Wearing military fatigues and speaking at a Komala base in the Sulaimaniyah area of northern Iraq, Mortezaee said Amini's brother tried to tell the police that they were "in Tehran for the first time" and "did not know the (local) traditions".
But his appeals fell on deaf ears.
"The police officer told him, 'We are going to take her in, instil the rules in her and teach her how to wear the hijab and how to dress'," Mortezaee said.
Amini was "dressed normally. Like all women in Iran, she was wearing the hijab," her cousin added.
In Iran, women -- regardless of their faith -- are required to cover their hair, and the morality police bans them from wearing coats above the knee, tight trousers, bright colours or torn jeans.
The code has been widely skirted for decades, particularly in major cities, but there have been periodic crackdowns.
"The police officers hit Jhina, they hit her in front of her brother," Mortezaee said.
"They slapped her, they hit her hands and legs with a baton," said Mortezaee, adding that they also sprayed her brother in the face with pepper spray.
Jhina and her relatives were forced into the morality police van and taken to a station on Vezarat Street.
The beatings continued during the ride, Mortezaee said.
"When they hit her in the head with the baton, she lost consciousness," he said. "One of the officers said: 'She's putting on an act'."
After they arrived, it was at least another hour and a half before she was taken to a Tehran hospital, despite pleas from her relatives, Mortezaee said.
After three days in a coma, she was pronounced dead.
Amini's mother said doctors at the hospital told the family that her daughter "had received a violent blow to the head", Mortezaee said.
Iranian authorities have denied all involvement in Amini's death, which has sparked 12 consecutive nights of protests and a security crackdown.
"What is happening in Kurdistan and everywhere else in Iran is popular anger against the Islamic republic's regime, against the dictatorship," Mortezaee said.
The protests come at a particularly sensitive time for Iran's leadership, when the country's economy remains mired in a crisis largely caused by US sanctions over its nuclear programme.
The country has seen protests in recent years, including deadly demonstrations in November 2019 over fuel price rises.

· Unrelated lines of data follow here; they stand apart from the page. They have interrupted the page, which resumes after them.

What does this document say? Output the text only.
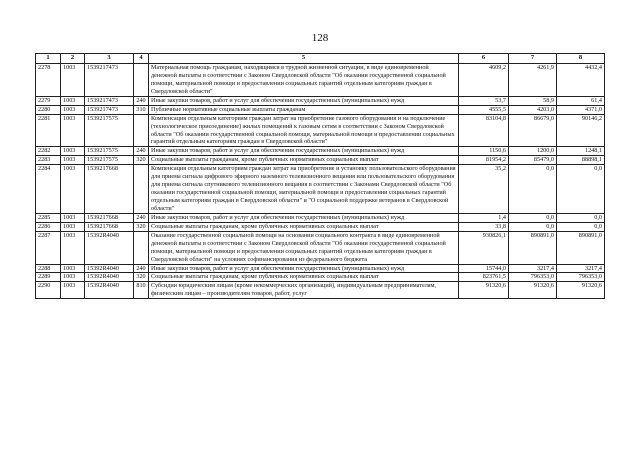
128
1	2	3	4	5	6	7	8
2278	1003	1539217473		Материальная помощь гражданам, находящимся в трудной жизненной ситуации, в виде единовременной денежной выплаты в соответствии с Законом Свердловской области "Об оказании государственной социальной помощи, материальной помощи и предоставлении социальных гарантий отдельным категориям граждан в Свердловской области"	4609,2	4261,9	4432,4
2279	1003	1539217473	240	Иные закупки товаров, работ и услуг для обеспечения государственных (муниципальных) нужд	53,7	58,9	61,4
2280	1003	1539217473	310	Публичные нормативные социальные выплаты гражданам	4555,5	4203,0	4371,0
2281	1003	1539217575		Компенсация отдельным категориям граждан затрат на приобретение газового оборудования и на подключение (технологическое присоединение) жилых помещений к газовым сетям в соответствии с Законом Свердловской области "Об оказании государственной социальной помощи, материальной помощи и предоставлении социальных гарантий отдельным категориям граждан в Свердловской области"	83104,8	86679,0	90146,2
2282	1003	1539217575	240	Иные закупки товаров, работ и услуг для обеспечения государственных (муниципальных) нужд	1150,6	1200,0	1248,1
2283	1003	1539217575	320	Социальные выплаты гражданам, кроме публичных нормативных социальных выплат	81954,2	85479,0	88898,1
2284	1003	1539217668		Компенсация отдельным категориям граждан затрат на приобретение и установку пользовательского оборудования для приема сигнала цифрового эфирного наземного телевизионного вещания или пользовательского оборудования для приема сигнала спутникового телевизионного вещания в соответствии с Законами Свердловской области "Об оказании государственной социальной помощи, материальной помощи и предоставлении социальных гарантий отдельным категориям граждан в Свердловской области" и "О социальной поддержке ветеранов в Свердловской области"	35,2	0,0	0,0
2285	1003	1539217668	240	Иные закупки товаров, работ и услуг для обеспечения государственных (муниципальных) нужд	1,4	0,0	0,0
2286	1003	1539217668	320	Социальные выплаты гражданам, кроме публичных нормативных социальных выплат	33,8	0,0	0,0
2287	1003	15392R4040		Оказание государственной социальной помощи на основании социального контракта в виде единовременной денежной выплаты в соответствии с Законом Свердловской области "Об оказании государственной социальной помощи, материальной помощи и предоставлении социальных гарантий отдельным категориям граждан в Свердловской области" на условиях софинансирования из федерального бюджета	930826,1	890891,0	890891,0
2288	1003	15392R4040	240	Иные закупки товаров, работ и услуг для обеспечения государственных (муниципальных) нужд	15744,0	3217,4	3217,4
2289	1003	15392R4040	320	Социальные выплаты гражданам, кроме публичных нормативных социальных выплат	823761,5	796353,0	796353,0
2290	1003	15392R4040	810	Субсидии юридическим лицам (кроме некоммерческих организаций), индивидуальным предпринимателям, физическим лицам – производителям товаров, работ, услуг	91320,6	91320,6	91320,6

But this time "women are taking the lead and are actively taking part in the protests", Mortezaee said.
"Women are participating in the demonstrations courageously and are taking to the streets, day and night," he said.
"We the youth know that if this regime falls, a better life awaits us."
Iran's police command warned on Wednesday that the force would come down hard on protests that erupted nearly two weeks ago over the death of a young woman in custody.
"Police officers will oppose with all their might the conspiracies of counter-revolutionaries and hostile elements, and deal firmly with those who disrupt public order and security anywhere in the country," it said in a statement, quoted by Fars news agency.